Accounting Principles and Relationships
Accounting Principles
The basic accounting principles governing financial statement preparation are crucial for firm performance. These statements assume the company’s continued operation. Key principles include:
- Accrual: Records transactions when they occur, not when cash changes hands.
- Consistency: Maintains consistent criteria over time, with changes disclosed.
- Prudence: Applies caution in estimates, recognizing benefits at the closing date and losses as soon as known.
- Non-Compensation: Prohibits offsetting assets, liabilities, expenses, and income.
- Materiality: Allows flexibility for insignificant items.
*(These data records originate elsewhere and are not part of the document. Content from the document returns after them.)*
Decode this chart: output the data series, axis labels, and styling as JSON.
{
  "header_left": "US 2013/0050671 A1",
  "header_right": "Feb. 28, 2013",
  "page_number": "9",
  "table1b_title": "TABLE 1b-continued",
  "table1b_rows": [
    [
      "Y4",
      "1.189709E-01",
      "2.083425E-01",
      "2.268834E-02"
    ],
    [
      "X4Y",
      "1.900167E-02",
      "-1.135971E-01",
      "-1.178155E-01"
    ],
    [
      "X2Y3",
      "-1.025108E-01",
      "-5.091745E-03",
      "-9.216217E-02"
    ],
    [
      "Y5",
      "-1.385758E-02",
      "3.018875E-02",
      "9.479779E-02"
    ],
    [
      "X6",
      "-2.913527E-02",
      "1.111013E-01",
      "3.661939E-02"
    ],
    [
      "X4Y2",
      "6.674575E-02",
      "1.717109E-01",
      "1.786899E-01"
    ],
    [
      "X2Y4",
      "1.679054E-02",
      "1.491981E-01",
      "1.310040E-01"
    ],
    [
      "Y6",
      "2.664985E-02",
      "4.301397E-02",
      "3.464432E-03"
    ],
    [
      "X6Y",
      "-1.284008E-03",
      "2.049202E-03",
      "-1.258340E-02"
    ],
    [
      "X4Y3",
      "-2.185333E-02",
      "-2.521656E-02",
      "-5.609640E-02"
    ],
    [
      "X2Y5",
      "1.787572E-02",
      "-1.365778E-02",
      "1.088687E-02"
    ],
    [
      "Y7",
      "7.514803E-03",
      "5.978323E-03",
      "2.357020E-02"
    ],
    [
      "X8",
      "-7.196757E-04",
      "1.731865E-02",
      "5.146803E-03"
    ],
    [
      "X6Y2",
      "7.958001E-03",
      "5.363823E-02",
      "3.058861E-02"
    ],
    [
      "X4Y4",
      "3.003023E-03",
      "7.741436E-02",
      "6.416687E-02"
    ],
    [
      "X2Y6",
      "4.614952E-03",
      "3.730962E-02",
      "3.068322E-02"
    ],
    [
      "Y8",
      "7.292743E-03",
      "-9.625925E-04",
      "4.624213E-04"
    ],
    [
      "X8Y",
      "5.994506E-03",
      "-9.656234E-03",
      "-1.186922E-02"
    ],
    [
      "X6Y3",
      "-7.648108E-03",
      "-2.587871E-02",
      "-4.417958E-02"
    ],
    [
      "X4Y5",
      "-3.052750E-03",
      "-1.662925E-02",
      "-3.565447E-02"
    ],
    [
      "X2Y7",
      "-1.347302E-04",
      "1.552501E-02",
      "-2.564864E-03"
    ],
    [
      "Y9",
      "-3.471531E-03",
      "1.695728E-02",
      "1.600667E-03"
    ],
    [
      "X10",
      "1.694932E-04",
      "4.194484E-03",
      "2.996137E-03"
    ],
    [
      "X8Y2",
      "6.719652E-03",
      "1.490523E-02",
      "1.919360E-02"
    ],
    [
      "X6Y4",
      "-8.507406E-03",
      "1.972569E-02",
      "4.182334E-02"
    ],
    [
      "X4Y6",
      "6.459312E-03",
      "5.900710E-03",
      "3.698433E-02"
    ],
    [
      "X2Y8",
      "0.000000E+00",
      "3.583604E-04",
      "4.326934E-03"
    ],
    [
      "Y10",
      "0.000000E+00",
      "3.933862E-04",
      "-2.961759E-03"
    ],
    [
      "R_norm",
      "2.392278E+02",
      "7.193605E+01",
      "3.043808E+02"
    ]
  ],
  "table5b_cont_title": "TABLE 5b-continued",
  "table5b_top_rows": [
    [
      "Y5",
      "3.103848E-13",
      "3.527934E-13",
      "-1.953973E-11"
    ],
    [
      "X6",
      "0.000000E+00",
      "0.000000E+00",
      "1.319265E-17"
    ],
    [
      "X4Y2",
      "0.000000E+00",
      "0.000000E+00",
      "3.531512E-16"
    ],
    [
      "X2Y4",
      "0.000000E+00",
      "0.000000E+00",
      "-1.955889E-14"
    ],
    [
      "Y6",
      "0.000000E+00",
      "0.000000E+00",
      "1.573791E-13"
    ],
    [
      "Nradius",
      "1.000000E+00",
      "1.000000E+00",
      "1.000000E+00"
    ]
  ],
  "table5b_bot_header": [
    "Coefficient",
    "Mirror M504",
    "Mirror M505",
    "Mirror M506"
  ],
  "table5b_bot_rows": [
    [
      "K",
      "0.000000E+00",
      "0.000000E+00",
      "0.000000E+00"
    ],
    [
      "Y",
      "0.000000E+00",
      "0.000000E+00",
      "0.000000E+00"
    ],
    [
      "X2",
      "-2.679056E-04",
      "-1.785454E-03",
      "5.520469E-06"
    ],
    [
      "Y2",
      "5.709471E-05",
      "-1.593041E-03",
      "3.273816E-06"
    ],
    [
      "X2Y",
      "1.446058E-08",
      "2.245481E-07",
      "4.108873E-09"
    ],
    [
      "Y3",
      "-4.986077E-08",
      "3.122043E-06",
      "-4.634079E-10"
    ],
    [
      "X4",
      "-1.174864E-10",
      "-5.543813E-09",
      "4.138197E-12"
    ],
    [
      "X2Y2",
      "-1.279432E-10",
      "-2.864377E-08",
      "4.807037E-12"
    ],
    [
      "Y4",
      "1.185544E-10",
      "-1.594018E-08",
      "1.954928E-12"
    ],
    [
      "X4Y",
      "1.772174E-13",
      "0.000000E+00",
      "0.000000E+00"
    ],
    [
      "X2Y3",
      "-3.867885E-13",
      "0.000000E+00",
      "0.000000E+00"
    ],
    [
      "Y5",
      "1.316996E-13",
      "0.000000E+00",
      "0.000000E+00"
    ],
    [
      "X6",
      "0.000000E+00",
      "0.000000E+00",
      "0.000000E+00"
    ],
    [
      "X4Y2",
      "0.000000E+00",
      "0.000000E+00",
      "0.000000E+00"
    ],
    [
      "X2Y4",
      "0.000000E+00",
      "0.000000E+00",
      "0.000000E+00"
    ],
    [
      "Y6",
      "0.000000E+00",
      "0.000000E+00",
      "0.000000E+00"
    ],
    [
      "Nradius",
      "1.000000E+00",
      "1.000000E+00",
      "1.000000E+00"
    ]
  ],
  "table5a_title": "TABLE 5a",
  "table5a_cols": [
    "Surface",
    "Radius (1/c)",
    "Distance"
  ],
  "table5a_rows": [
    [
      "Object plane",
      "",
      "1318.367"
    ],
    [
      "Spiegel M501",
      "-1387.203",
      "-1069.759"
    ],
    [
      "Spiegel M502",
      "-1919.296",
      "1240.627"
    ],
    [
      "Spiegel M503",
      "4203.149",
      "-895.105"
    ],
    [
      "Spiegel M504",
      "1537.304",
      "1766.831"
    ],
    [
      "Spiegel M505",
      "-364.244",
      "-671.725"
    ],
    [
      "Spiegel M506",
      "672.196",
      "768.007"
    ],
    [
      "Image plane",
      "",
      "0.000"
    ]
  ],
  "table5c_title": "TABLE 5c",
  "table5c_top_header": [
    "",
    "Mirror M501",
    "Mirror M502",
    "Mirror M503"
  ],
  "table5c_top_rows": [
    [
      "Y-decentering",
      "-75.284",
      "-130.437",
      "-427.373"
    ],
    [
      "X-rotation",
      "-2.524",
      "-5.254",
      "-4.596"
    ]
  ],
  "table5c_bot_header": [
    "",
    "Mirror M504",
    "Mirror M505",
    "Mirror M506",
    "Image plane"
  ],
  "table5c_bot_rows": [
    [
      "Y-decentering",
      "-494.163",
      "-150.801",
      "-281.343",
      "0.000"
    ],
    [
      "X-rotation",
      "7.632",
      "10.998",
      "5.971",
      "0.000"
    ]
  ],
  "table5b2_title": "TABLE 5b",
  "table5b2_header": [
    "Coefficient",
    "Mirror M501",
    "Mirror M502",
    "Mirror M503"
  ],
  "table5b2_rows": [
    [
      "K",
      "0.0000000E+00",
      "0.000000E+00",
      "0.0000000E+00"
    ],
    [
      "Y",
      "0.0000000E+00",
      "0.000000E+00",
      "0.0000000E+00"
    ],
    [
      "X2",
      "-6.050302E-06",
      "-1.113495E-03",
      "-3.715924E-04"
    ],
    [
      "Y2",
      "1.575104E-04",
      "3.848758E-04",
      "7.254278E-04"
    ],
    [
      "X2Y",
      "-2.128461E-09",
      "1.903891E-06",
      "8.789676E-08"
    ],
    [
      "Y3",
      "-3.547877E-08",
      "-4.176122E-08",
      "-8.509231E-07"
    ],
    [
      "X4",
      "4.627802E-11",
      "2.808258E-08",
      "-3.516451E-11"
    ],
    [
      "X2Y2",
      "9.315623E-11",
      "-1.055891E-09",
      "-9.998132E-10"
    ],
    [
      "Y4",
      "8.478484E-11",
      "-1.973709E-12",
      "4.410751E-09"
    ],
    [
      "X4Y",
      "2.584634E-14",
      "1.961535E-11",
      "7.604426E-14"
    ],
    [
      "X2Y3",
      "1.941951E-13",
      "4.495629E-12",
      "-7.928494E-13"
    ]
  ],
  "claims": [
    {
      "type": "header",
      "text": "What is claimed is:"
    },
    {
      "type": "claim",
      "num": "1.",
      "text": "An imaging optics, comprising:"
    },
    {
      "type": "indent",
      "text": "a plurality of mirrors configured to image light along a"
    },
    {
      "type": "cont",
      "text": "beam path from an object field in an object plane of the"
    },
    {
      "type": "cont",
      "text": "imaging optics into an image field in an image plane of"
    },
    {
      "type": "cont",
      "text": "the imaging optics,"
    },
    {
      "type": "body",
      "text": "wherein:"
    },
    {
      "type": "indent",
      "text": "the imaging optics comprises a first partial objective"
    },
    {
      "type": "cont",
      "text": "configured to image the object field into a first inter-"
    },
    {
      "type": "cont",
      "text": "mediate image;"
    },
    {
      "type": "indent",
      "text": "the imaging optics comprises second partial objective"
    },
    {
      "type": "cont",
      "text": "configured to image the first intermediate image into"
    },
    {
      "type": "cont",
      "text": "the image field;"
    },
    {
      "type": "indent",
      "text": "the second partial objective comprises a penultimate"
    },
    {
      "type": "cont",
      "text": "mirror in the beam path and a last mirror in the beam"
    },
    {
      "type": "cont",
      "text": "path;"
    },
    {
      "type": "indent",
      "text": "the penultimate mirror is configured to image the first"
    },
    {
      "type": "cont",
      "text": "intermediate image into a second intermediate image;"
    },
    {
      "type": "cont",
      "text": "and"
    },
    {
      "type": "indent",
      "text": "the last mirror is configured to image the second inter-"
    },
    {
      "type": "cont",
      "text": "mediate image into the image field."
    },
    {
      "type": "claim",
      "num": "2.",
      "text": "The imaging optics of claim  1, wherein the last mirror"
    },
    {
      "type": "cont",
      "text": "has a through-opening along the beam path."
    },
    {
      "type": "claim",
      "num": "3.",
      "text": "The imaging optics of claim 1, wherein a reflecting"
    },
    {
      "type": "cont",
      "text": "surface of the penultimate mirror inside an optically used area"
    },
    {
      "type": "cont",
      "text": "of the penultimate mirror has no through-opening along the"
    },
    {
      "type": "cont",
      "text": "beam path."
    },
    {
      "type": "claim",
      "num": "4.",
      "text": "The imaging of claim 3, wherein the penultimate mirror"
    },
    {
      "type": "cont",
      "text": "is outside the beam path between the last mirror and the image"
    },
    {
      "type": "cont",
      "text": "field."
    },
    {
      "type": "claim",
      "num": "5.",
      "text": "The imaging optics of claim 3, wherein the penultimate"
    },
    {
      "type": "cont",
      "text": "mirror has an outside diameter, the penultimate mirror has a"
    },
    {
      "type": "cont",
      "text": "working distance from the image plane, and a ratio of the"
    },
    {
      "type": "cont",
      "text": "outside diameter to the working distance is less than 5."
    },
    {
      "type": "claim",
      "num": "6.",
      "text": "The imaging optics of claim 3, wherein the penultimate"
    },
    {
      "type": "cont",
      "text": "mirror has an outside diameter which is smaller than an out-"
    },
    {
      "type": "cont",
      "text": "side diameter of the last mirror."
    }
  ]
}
Accounting Relationships: PGC Groups
The PGC (General Accounting Plan) categorizes financial elements into groups:
Group 1: Basic Financing
Includes equity and long-term debt, used to finance permanent assets and working capital.
Group 2: Fixed Assets
Long-term assets, including establishment costs and deferred expenses.
Group 3: Inventories
Goods, raw materials, work-in-progress, finished products, byproducts, waste, and recovered materials.
Group 4: Trade Payables and Receivables
Short-term assets and liabilities from the company’s usual activity and receivables from the government.
Group 5: Financial Accounts
Short-term debts and credits from non-operating activities and liquid assets.
Group 6: Purchases and Expenses
Procurement of goods and services, expenses, inventory changes, and extraordinary losses.
Group 7: Sales and Income
Sales of goods and services, other income, inventory changes, and extraordinary gains.
Working Capital
Working Capital is the portion of current assets funded by non-current liabilities and equity. It represents the resources needed to fund operations between paying suppliers and receiving payments. A shorter period between these events reduces the required working capital.
Formula: Working Capital (WC) = Current Assets (CA) – Current Liabilities (CL)
Alternatively: WC = (Equity + Non-Current Liabilities) – Non-Current Assets
Working capital signifies:
- Resources needed for business activity.
- Permanent resources used to achieve operational stability.
General Accounting Plan (GAP) Structure
The GAP is divided into five sections:
- Conceptual Framework: General rules for accounting entries, ensuring a true and fair view of the company.
- Rules of Recording and Valuation: Asset valuation rules.
- Annual Accounts: Instructions for preparing financial statements.
- Chart of Accounts: Standardized names and codes for all financial elements.
- Definitions and Accounting Relationships: Content and function of all company accounts.